Console.log和函数返回（JavaScript）

Question

Apologies if this has been asked before, I am a relative newcomer to coding and not so sure about the keywords to search for.

This function assigns some random values for later timeout:

function getDelays(tonesTotal){
    var return_array = new Array();
    for (var i = 0; i < tonesTotal; i++)
    {
        var r = getRandInt(0, 600);    
        var delay = r * 1000;
        return_array.push(delay);  
    }
    console.log(return_array);
    return return_array; 
}

In this manner, the console properly logs return_array ... but flip the order:

    return return_array; 
    console.log(return_array);

... and the console is silent. Why?

Answer 1

The return statement exits the current function.

No further code will run.

Answer 2

The return statement ends function execution and specifies a value to be returned to the function caller.

Which in effect means, anything after the return statement will not be reached, and thus not executed. There are IDE editors that will warn you about this problem.

Answer 3

The return statement exits the function and the next code statements are not run. If you use a linter tool like ESLint, JSLint they will show a warning that unreachable code is detected .

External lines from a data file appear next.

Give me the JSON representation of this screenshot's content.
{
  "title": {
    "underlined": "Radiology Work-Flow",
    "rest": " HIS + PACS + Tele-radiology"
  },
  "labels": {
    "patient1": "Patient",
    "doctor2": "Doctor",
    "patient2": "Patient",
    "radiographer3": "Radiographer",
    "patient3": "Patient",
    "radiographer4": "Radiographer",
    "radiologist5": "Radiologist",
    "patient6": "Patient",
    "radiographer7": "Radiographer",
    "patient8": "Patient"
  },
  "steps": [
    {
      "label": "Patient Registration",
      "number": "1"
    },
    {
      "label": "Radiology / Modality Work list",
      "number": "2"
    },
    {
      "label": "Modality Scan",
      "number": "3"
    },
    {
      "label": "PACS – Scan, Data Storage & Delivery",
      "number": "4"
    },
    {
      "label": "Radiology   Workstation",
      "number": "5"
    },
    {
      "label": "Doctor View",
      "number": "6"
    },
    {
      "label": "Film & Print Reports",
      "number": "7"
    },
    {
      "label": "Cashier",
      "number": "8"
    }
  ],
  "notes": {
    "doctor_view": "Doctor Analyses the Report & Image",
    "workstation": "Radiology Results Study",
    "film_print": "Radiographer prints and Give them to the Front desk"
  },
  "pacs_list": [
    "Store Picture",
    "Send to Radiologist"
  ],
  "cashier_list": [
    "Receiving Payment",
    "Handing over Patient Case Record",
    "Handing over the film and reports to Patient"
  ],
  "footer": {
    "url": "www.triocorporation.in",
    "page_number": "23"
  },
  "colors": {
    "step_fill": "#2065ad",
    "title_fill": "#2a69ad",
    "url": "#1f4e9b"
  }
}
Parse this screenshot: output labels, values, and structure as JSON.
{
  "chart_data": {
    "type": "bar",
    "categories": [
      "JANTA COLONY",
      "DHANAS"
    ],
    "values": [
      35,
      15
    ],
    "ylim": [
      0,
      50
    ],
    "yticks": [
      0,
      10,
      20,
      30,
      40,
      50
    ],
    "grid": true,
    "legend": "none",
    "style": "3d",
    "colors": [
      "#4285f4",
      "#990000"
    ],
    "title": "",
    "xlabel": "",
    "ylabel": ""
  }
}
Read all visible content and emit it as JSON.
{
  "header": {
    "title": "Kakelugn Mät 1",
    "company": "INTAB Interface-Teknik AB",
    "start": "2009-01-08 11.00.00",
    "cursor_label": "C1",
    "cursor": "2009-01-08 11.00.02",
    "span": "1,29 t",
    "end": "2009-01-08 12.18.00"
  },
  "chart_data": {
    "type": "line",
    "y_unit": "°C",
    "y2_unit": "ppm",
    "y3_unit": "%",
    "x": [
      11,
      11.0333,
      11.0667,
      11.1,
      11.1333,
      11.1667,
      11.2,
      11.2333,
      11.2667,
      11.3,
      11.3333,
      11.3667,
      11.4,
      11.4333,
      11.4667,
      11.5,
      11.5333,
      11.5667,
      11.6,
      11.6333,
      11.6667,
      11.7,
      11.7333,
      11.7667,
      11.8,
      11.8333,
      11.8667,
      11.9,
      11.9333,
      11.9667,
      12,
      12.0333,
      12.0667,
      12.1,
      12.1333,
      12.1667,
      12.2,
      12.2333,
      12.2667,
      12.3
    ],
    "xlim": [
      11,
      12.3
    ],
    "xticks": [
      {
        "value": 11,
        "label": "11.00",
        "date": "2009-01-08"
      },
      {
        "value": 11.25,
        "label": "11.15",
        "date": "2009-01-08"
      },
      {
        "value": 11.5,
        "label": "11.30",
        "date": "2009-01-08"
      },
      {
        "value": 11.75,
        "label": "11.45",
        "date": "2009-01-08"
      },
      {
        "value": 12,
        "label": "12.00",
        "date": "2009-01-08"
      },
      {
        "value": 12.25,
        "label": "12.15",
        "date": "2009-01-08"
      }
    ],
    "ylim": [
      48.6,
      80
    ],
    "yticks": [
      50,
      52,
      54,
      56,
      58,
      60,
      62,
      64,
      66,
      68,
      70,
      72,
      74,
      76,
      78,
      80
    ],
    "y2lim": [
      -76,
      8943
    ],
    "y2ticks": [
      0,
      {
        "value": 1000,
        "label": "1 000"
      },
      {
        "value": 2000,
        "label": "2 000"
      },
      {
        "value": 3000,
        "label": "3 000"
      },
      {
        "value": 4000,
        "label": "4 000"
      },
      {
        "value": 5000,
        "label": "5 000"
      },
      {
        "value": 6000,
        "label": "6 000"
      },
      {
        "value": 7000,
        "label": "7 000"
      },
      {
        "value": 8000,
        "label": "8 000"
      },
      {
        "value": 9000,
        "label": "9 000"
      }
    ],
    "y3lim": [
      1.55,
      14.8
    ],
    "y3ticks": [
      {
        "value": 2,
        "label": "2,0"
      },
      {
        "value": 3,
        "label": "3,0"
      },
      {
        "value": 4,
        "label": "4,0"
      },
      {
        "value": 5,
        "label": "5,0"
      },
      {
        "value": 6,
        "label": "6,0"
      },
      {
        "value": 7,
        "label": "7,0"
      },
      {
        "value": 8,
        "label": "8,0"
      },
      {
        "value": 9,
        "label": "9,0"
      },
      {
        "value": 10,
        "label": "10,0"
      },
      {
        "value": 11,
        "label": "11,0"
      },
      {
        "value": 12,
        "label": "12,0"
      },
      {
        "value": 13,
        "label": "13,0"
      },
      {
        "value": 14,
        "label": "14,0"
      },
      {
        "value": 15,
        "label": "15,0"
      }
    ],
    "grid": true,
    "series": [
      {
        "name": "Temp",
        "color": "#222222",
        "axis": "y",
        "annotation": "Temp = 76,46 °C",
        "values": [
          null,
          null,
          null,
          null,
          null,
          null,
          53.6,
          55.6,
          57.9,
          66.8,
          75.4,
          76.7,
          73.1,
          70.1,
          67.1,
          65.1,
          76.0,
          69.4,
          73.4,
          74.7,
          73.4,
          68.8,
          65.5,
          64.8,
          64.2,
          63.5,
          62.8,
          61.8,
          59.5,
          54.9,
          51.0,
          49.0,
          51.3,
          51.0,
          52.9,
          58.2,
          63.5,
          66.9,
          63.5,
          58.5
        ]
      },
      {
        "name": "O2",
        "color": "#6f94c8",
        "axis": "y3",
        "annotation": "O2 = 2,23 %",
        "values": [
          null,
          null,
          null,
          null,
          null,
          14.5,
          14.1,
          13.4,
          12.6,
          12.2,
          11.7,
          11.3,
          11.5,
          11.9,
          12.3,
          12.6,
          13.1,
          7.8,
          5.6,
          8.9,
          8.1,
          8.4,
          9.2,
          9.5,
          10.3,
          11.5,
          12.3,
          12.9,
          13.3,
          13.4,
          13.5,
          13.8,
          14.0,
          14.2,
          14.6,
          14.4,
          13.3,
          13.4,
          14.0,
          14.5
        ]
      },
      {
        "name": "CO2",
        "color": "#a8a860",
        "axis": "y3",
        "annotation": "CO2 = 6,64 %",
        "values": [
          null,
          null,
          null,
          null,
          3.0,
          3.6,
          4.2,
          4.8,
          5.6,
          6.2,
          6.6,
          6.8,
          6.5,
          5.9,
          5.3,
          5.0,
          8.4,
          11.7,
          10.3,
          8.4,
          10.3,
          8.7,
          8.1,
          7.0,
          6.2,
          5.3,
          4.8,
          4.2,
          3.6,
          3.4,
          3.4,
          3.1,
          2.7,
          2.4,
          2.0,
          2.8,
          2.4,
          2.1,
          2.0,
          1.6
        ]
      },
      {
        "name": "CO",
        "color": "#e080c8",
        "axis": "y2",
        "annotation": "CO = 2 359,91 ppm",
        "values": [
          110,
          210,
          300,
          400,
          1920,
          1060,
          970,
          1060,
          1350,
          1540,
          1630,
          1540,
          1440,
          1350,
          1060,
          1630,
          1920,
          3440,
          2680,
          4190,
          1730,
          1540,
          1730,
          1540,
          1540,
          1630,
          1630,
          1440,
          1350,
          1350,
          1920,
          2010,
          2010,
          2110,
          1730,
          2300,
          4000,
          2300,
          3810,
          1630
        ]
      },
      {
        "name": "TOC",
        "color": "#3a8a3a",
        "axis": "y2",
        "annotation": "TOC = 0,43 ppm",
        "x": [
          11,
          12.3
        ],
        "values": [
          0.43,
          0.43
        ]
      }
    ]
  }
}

The return statement ends function execution and specifies a value to be returned to the function caller. If you don't specify a value in the return statement and use it like return the function returns undefined .

Answer 4

The return statement exits program execution out of a function and back to where the function was called. The reason why console.log() is not called is because if the return statement executes, all code underneath that function is never reached.